Thursday, March 10, 2011

Salmon Head in Agar - Jet City Gastrophysics' Modernist Dinner


I recently had the privilege of being a guinea pig for a group of wildly creative and talented gentlemen who go under the name Jet City Gastrophysics


Their mission? To learn modernist cooking techniques. It isn't easy when one doesn't have a research kitchen and bottomless funding, but sous-vide machines can be built for under $100, and ebay is a great source for lab-grade equipment. (One person's blood sample centrifuge is another's pea butter maker). 

They had been preparing for a "Thesis dinner" in April to showcase their newfound knowledge to some very special guests, and a small group of friends and family were invited to attend the trial dinner (it was limited to friends and family, so we'd be too polite to sue in case of food poisoning). 


You can read the official writeup on the Seattle Weekly blog, but I've got more, let's say, disturbing, pictures.


The dinner started with a plate of gorgeous home-cured duck breast prosciutto, topped with a drizzle of olive oil and edible flowers. Mr. Eric Rivera has some serious knife skills. 



It was an Asian-themed dinner, so chopsticks were the primary utensils. It should be noted that authenticity was not the point of the dinner; the flavors are Asian-inspired, but the food is uniquely Jet City Gastrophysics



We had a second appetizer of sesame risotto. Sesame seeds were cooked in a pressure cooker with some beef stock, then served with fried shallots, sliced green onion, and hot chili oil.



The first course consisted of a deep-fried, sous-vide egg yolk sitting on a nest of cilantro stems, served with Sriracha salt and sous-vide mayonnaise. The egg yolk was impossibly creamy, thanks to the cooking process. 




What came next was proof that you don't need your own serving dish designer to create amazing presentations. What was once a tea candle holder from Crate and Barrel became an elegant serving dish for shrimp tuilles and cocktail sauce. 




Restructured shrimp with clementine segments, chili oil, and grapefruit peel on sesame tuille. Sous-vide shrimp with cocktail sauce. 

The next course was pho with "playful accompaniments".

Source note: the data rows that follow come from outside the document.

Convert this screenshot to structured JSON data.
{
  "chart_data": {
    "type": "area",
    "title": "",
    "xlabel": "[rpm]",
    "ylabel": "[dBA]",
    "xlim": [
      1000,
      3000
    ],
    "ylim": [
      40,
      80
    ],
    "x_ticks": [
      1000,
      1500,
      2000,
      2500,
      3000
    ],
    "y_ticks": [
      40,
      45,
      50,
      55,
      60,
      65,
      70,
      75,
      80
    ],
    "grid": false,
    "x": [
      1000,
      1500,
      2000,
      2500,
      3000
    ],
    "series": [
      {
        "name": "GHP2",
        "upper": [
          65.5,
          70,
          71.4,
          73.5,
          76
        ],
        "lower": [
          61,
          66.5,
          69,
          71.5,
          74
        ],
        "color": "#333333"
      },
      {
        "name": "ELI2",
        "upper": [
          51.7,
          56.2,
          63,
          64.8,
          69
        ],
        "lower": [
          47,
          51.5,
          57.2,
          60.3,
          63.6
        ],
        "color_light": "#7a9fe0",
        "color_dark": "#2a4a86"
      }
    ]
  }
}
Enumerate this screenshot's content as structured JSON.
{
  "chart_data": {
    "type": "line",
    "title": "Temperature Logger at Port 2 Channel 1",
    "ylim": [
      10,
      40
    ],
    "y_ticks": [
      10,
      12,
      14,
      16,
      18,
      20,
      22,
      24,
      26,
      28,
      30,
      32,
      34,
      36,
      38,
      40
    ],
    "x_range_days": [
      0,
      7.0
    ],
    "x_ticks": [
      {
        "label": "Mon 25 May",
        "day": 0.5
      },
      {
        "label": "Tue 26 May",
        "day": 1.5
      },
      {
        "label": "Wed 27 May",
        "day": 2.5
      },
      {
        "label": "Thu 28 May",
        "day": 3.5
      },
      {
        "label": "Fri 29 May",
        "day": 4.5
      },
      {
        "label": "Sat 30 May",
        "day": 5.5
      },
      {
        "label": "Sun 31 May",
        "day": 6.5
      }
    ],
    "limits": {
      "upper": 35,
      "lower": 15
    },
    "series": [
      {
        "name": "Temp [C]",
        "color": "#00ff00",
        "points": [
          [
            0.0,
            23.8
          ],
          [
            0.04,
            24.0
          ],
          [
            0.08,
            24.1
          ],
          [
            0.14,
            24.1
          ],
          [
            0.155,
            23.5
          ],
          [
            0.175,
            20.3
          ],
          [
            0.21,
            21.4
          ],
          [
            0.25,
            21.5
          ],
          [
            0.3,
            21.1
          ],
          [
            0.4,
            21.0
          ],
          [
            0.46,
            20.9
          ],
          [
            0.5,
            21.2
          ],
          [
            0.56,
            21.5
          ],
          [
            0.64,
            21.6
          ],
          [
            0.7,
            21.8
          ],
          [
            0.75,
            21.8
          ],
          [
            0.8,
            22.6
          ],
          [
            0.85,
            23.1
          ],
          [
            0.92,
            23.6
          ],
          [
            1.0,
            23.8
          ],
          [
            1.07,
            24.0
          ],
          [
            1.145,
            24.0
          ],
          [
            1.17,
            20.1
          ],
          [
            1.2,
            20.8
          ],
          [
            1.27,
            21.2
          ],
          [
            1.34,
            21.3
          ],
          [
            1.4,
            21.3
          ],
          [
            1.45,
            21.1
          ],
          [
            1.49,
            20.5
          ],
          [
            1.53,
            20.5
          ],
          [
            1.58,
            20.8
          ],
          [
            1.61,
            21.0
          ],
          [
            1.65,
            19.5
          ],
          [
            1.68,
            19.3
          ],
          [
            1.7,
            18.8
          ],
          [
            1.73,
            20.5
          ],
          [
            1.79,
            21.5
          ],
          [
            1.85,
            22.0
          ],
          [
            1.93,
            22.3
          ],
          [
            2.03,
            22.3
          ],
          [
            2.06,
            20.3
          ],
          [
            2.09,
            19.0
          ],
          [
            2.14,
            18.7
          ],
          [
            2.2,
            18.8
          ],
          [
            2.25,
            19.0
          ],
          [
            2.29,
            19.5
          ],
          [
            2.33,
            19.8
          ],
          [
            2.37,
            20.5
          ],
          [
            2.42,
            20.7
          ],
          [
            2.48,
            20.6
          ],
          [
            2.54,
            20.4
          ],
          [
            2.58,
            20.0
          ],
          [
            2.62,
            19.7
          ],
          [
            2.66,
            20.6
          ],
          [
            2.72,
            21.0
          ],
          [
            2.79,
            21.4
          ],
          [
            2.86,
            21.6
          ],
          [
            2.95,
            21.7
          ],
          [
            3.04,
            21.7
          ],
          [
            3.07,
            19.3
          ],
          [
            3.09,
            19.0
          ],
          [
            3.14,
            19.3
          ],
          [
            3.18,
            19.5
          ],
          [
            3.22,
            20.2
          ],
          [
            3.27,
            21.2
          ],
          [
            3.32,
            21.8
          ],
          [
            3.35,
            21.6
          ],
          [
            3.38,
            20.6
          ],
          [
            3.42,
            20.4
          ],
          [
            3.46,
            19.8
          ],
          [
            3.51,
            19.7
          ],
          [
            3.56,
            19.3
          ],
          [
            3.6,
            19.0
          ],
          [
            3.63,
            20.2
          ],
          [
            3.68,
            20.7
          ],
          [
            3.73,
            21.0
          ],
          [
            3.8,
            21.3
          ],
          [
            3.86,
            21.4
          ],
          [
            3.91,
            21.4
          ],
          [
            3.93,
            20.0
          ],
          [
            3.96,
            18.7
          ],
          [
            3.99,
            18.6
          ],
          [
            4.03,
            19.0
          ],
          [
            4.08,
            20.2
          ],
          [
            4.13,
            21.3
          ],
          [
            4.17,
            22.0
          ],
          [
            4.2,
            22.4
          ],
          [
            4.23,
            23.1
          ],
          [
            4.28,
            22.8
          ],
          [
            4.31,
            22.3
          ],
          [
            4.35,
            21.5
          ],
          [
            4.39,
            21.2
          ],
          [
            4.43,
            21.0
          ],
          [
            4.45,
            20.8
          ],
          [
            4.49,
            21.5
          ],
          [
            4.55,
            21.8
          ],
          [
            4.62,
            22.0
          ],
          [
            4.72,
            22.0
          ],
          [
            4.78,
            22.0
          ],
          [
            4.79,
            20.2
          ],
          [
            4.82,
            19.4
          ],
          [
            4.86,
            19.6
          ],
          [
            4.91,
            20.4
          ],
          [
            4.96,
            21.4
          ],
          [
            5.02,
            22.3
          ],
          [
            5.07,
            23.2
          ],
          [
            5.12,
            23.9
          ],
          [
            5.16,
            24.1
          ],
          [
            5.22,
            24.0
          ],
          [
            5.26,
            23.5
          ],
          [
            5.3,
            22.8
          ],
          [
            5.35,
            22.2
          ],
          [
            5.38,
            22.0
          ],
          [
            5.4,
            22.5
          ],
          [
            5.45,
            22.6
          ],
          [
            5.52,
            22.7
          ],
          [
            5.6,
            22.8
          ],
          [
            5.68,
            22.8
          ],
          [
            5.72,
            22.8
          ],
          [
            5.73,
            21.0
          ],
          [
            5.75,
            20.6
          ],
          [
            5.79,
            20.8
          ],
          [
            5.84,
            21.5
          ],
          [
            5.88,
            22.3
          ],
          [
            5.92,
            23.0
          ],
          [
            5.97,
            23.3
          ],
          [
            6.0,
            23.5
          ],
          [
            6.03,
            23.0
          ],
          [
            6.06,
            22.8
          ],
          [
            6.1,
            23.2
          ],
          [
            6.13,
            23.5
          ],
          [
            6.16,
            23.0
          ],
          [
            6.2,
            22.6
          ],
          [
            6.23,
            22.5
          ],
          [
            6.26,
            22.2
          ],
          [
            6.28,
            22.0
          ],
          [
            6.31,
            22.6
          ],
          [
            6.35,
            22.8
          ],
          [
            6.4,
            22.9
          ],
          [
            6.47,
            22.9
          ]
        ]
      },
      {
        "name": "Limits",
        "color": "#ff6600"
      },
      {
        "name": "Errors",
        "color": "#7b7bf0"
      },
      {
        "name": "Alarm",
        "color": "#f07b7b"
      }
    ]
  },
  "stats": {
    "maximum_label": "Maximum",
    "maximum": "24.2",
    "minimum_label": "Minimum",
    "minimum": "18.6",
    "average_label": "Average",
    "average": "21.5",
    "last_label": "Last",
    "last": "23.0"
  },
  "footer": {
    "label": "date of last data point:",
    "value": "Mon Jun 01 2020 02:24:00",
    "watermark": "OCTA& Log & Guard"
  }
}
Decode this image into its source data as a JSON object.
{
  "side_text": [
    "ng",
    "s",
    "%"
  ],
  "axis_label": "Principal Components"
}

Clockwise from the top: lime zest, sliced jalepeno peppers, sliced onions, Sriracha sugar, basil oil. Bean sprouts in the center.



Pho before soup:


Pho after soup:


The next course might have been the general favorite: good old-fashioned braised oxtail, formed into balls and then deep-fried, served on a zen garden of soy sesame soil.




We ooh'ed and ahhh'ed over the laser cut nori bonsai tree. Then we ate it. 


At this point of the dinner there was a general restlessness in the air - was this a, god-forbid, dry dinner? We were inching towards the bottle of Patron on the sideboard when Jethro carried a gigantic block of ice to the dining room. Chilling inside was a bottle of locally brewed sake.


(The elegant bamboo-in-ice presentation sat on top of an upturned-trashcan. Symbolic, no?)



And then the B-grade science fiction part of the meal kicked in.


A whole salmon was cut up and deep fried for fish n' chips. I won't get into how insanely good the homemade fries were, especially with wasabi mayo. 




Wait a second, what happened to the head and tail?




Salmon parts set in agar! You could just make out the salmon bits in the semi-opaque blocks. Creepy, eh?


They make great coasters.  




Continuing with the seafood theme, dessert was a play on the banana split.


Traditional Banana Split:

- banana
- vanilla ice cream
- strawberry marshmallows (ok, this is a UK thing)
- hot fudge sauce

Jet City Gastrophysics Banana Split:
- caramelized banana slices
- cashew ice cream
- sea urchin marshmallows
- eel sauce


Can't get your kids to eat their sea urchins? Make them into marshmallows!


The final mignardise was "sushi" with lima bean gel and coconut rice. 



Needless to say, the dinner was great fun for all involved. The amount of creativity and talent that went into the meal was truly something else. I wish Jet City Gastrophysics the best of luck at their formal debut next month. Keep up the amazing work, guys!


I just hope the raw-fish-in-agar thing doesn't catch on.